# QuinStar Update



## Hayman1 (Jul 6, 2013)

Just sprayed some post second cutting today with a pt and a half quin-4 and a quart 24d. I sprayed the same area last year after first cutting and spot sprayed Sledgehammer for nut sedge. While I had plenty of crabgrass this year, I found 3 or 4 foxtail seedheads and no sedge in 6 ac cut baled then treated. I plan to proactively spray quin next year right after first cutting. I think it definitely substantially reduced the foxtail and the sledgehammer got the nutsedge. The combo is as good or better than grazon on horse nettle. not a plant in the field last fall and only a few at second cutting. Won't be any next week.


----------



## Missouri hay hauler (Jan 7, 2017)

Thanks Hayman on the Quinstar recommendation. I had a lot of foxtail this year in second cutting so I'm gonna try this. How soon after 1st cutting should you apply quinstar?


----------



## weedman (Jul 12, 2019)

Thankfully, I don't believe you more northern folks have to deal with knotroot foxtail. It has about replaced our annual foxtails. Hard to control perennial.


----------



## paoutdoorsman (Apr 23, 2016)

I just sprayed an experimental piece with Quinstar last week. Won't know for 9-10 months how successful it was at wiping out the foxtail. I have another section I plan to hit 10-12 days after first cut in the spring to compare and see which worked better.


----------



## Hayman1 (Jul 6, 2013)

I am no expert, but I think it's a bit late for quinstar to be effective


----------



## paoutdoorsman (Apr 23, 2016)

Hayman1 said:


> I am no expert, but I think it's a bit late for quinstar to be effective


You could be right. I made the decision to try it based on the application recommendation on the label that read "after hay removal, but before the first killing frost". It also needs water within 7 days to be effective, and the timing was right for the rain we got today. Time will tell.


----------



## Hayman1 (Jul 6, 2013)

paoutdoorsman said:


> You could be right. I made the decision to try it based on the application recommendation on the label that read "after hay removal, but before the first killing frost". It also needs water within 7 days to be effective, and the timing was right for the rain we got today. Time will tell.

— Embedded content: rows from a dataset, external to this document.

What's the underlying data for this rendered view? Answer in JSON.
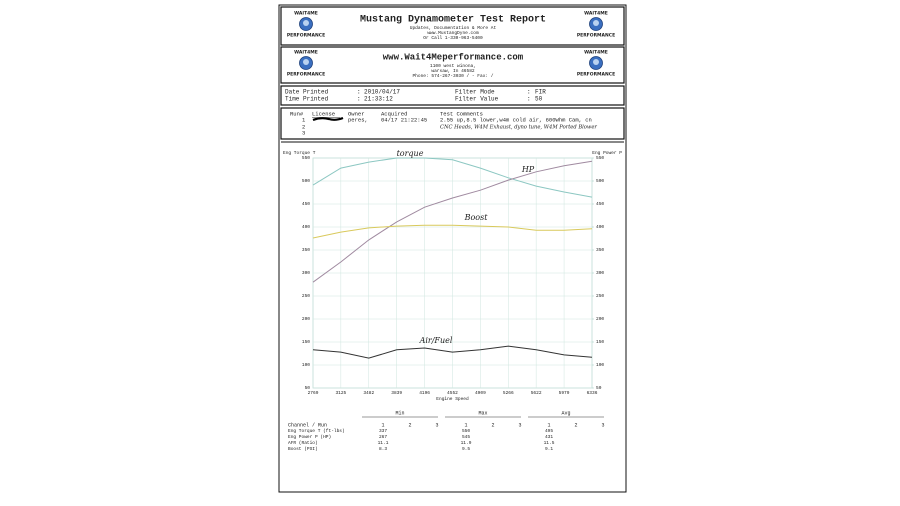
{
  "header": {
    "title": "Mustang Dynamometer Test Report",
    "lines": [
      "Updates, Documentation & More At",
      "www.MustangDyne.com",
      "Or Call 1-330-963-5400"
    ]
  },
  "logo": {
    "top": "WAIT4ME",
    "bottom": "PERFORMANCE"
  },
  "shop": {
    "url": "www.Wait4Meperformance.com",
    "lines": [
      "1100 west winona,",
      "warsaw, In  46582",
      "Phone: 574-267-3030 /  - Fax: /"
    ]
  },
  "info": {
    "date_printed": {
      "label": "Date Printed",
      "value": "2010/04/17"
    },
    "time_printed": {
      "label": "Time Printed",
      "value": "21:33:12"
    },
    "filter_mode": {
      "label": "Filter Mode",
      "value": "FIR"
    },
    "filter_value": {
      "label": "Filter Value",
      "value": "50"
    }
  },
  "runs": {
    "columns": [
      "Run#",
      "License",
      "Owner",
      "Acquired",
      "Test Comments"
    ],
    "rows": [
      {
        "run": "1",
        "owner": "peres,",
        "acquired": "04/17 21:22:45",
        "comment": "2.55 up,8.5 lower,w4m cold air, 600Whm Cam, cn",
        "note": "CNC Heads, W4M Exhaust, dyno tune, W4M Ported Blower"
      },
      {
        "run": "2"
      },
      {
        "run": "3"
      }
    ]
  },
  "chart": {
    "type": "line",
    "x_label": "Engine Speed",
    "y_label": "Eng Torque T",
    "y2_label": "Eng Power P",
    "x": [
      2769,
      3125,
      3482,
      3839,
      4196,
      4552,
      4909,
      5266,
      5622,
      5979,
      6336
    ],
    "xlim": [
      2769,
      6336
    ],
    "xticks": [
      2769,
      3125,
      3482,
      3839,
      4196,
      4552,
      4909,
      5266,
      5622,
      5979,
      6336
    ],
    "ylim": [
      50,
      550
    ],
    "yticks": [
      50,
      100,
      150,
      200,
      250,
      300,
      350,
      400,
      450,
      500,
      550
    ],
    "y2lim": [
      50,
      550
    ],
    "y2ticks": [
      50,
      100,
      150,
      200,
      250,
      300,
      350,
      400,
      450,
      500,
      550
    ],
    "grid": true,
    "series": [
      {
        "name": "torque",
        "color": "#8cc7c2",
        "values": [
          491,
          528,
          541,
          550,
          550,
          546,
          528,
          507,
          489,
          476,
          465
        ]
      },
      {
        "name": "HP",
        "color": "#a08aa0",
        "axis": "y2",
        "values": [
          280,
          324,
          372,
          411,
          443,
          463,
          480,
          502,
          520,
          533,
          543
        ]
      },
      {
        "name": "Boost",
        "color": "#d9c95c",
        "values": [
          376,
          389,
          398,
          402,
          404,
          404,
          402,
          400,
          393,
          393,
          396
        ]
      },
      {
        "name": "Air/Fuel",
        "color": "#333333",
        "values": [
          133,
          128,
          115,
          133,
          137,
          128,
          133,
          141,
          133,
          122,
          117
        ]
      }
    ]
  },
  "summary": {
    "groups": [
      "Min",
      "Max",
      "Avg"
    ],
    "runs": [
      "1",
      "2",
      "3"
    ],
    "header_label": "Channel / Run",
    "rows": [
      {
        "label": "Eng Torque T (ft-lbs)",
        "color": "#9fcfca",
        "values": [
          "337",
          "550",
          "495"
        ]
      },
      {
        "label": "Eng Power P (HP)",
        "color": "#555555",
        "values": [
          "267",
          "545",
          "431"
        ]
      },
      {
        "label": "AFR (Ratio)",
        "color": "#222222",
        "values": [
          "11.1",
          "11.9",
          "11.5"
        ]
      },
      {
        "label": "Boost (PSI)",
        "color": "#d9c95c",
        "values": [
          "8.3",
          "9.5",
          "9.1"
        ]
      }
    ]
  }
}
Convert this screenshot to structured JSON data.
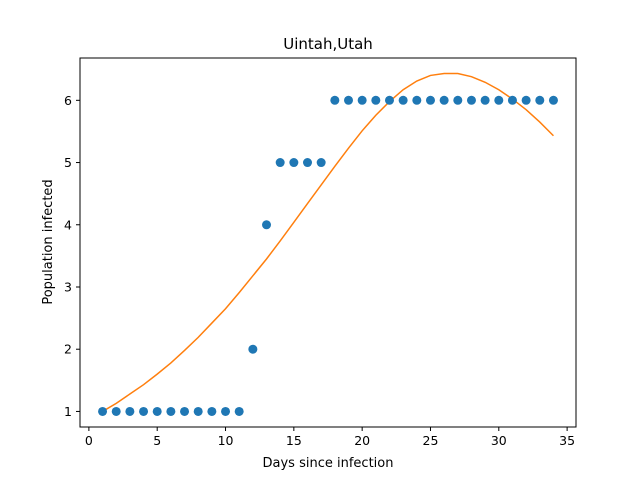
{
  "chart_data": {
    "type": "scatter",
    "title": "Uintah,Utah",
    "xlabel": "Days since infection",
    "ylabel": "Population infected",
    "xlim": [
      -0.65,
      35.65
    ],
    "ylim": [
      0.75,
      6.68
    ],
    "xticks": [
      0,
      5,
      10,
      15,
      20,
      25,
      30,
      35
    ],
    "yticks": [
      1,
      2,
      3,
      4,
      5,
      6
    ],
    "grid": false,
    "legend": "none",
    "colors": {
      "points": "#1f77b4",
      "fit": "#ff7f0e"
    },
    "series": [
      {
        "type": "scatter",
        "x": [
          1,
          2,
          3,
          4,
          5,
          6,
          7,
          8,
          9,
          10,
          11,
          12,
          13,
          14,
          15,
          16,
          17,
          18,
          19,
          20,
          21,
          22,
          23,
          24,
          25,
          26,
          27,
          28,
          29,
          30,
          31,
          32,
          33,
          34
        ],
        "y": [
          1,
          1,
          1,
          1,
          1,
          1,
          1,
          1,
          1,
          1,
          1,
          2,
          4,
          5,
          5,
          5,
          5,
          6,
          6,
          6,
          6,
          6,
          6,
          6,
          6,
          6,
          6,
          6,
          6,
          6,
          6,
          6,
          6,
          6
        ]
      },
      {
        "type": "line",
        "x": [
          1,
          2,
          3,
          4,
          5,
          6,
          7,
          8,
          9,
          10,
          11,
          12,
          13,
          14,
          15,
          16,
          17,
          18,
          19,
          20,
          21,
          22,
          23,
          24,
          25,
          26,
          27,
          28,
          29,
          30,
          31,
          32,
          33,
          34
        ],
        "y": [
          1.0,
          1.13,
          1.28,
          1.43,
          1.6,
          1.78,
          1.98,
          2.19,
          2.42,
          2.65,
          2.91,
          3.18,
          3.45,
          3.74,
          4.04,
          4.34,
          4.64,
          4.94,
          5.23,
          5.51,
          5.76,
          5.98,
          6.17,
          6.31,
          6.4,
          6.43,
          6.43,
          6.38,
          6.29,
          6.17,
          6.02,
          5.85,
          5.65,
          5.43
        ]
      }
    ]
  }
}
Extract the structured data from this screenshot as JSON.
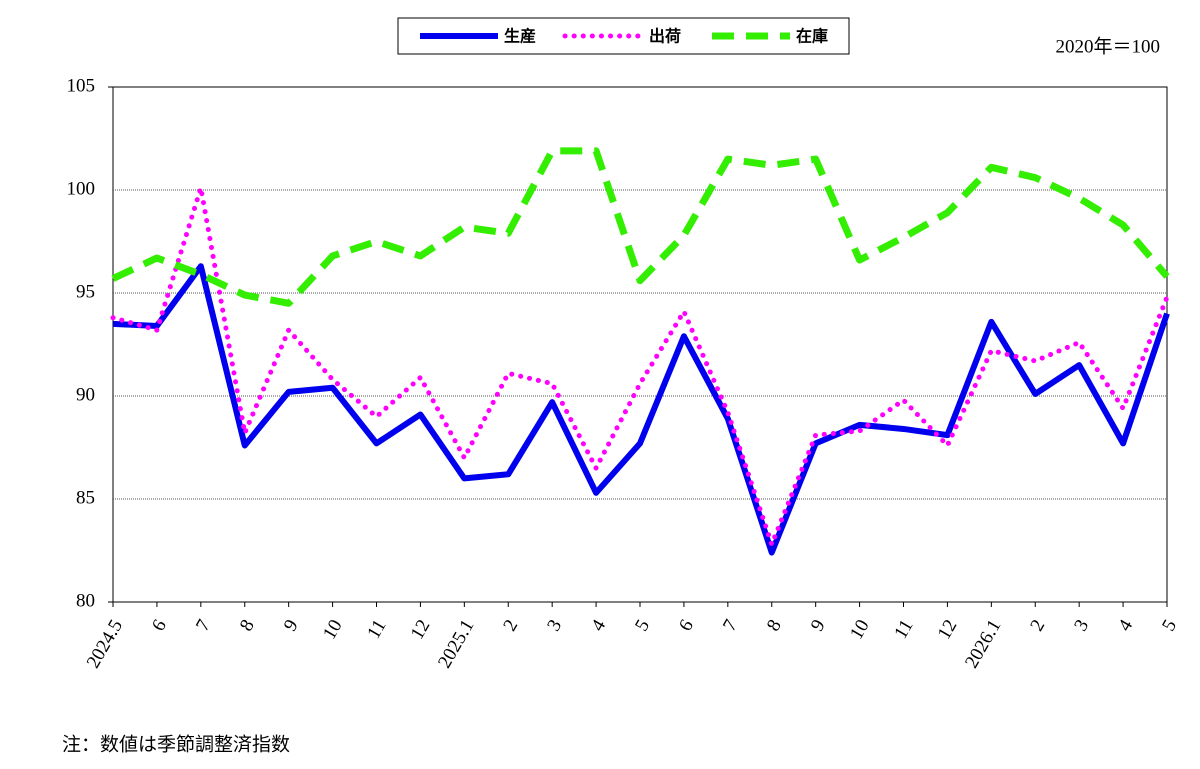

My point was frost is going to get this year's foxtail pretty soon for you. It may have some residual next year but the best bet is a week or two after first cutting


----------



## paoutdoorsman (Apr 23, 2016)

I'm not convinced that the foxtail truly acts as an annual here. That's why I'm trying a different strategy on two different fields to compare the results.


----------



## Hayman1 (Jul 6, 2013)

paoutdoorsman said:


> I'm not convinced that the foxtail truly acts as an annual here. That's why I'm trying a different strategy on two different fields to compare the results.


Gotcha. Certainly applies to horsenettle. Keeps on keepin on if you don't kill it. Spreads by seeds as well. But given when foxtail starts to appear, it seems like it is an annual. It certainly increases dramatically it you let it go to seed.


----------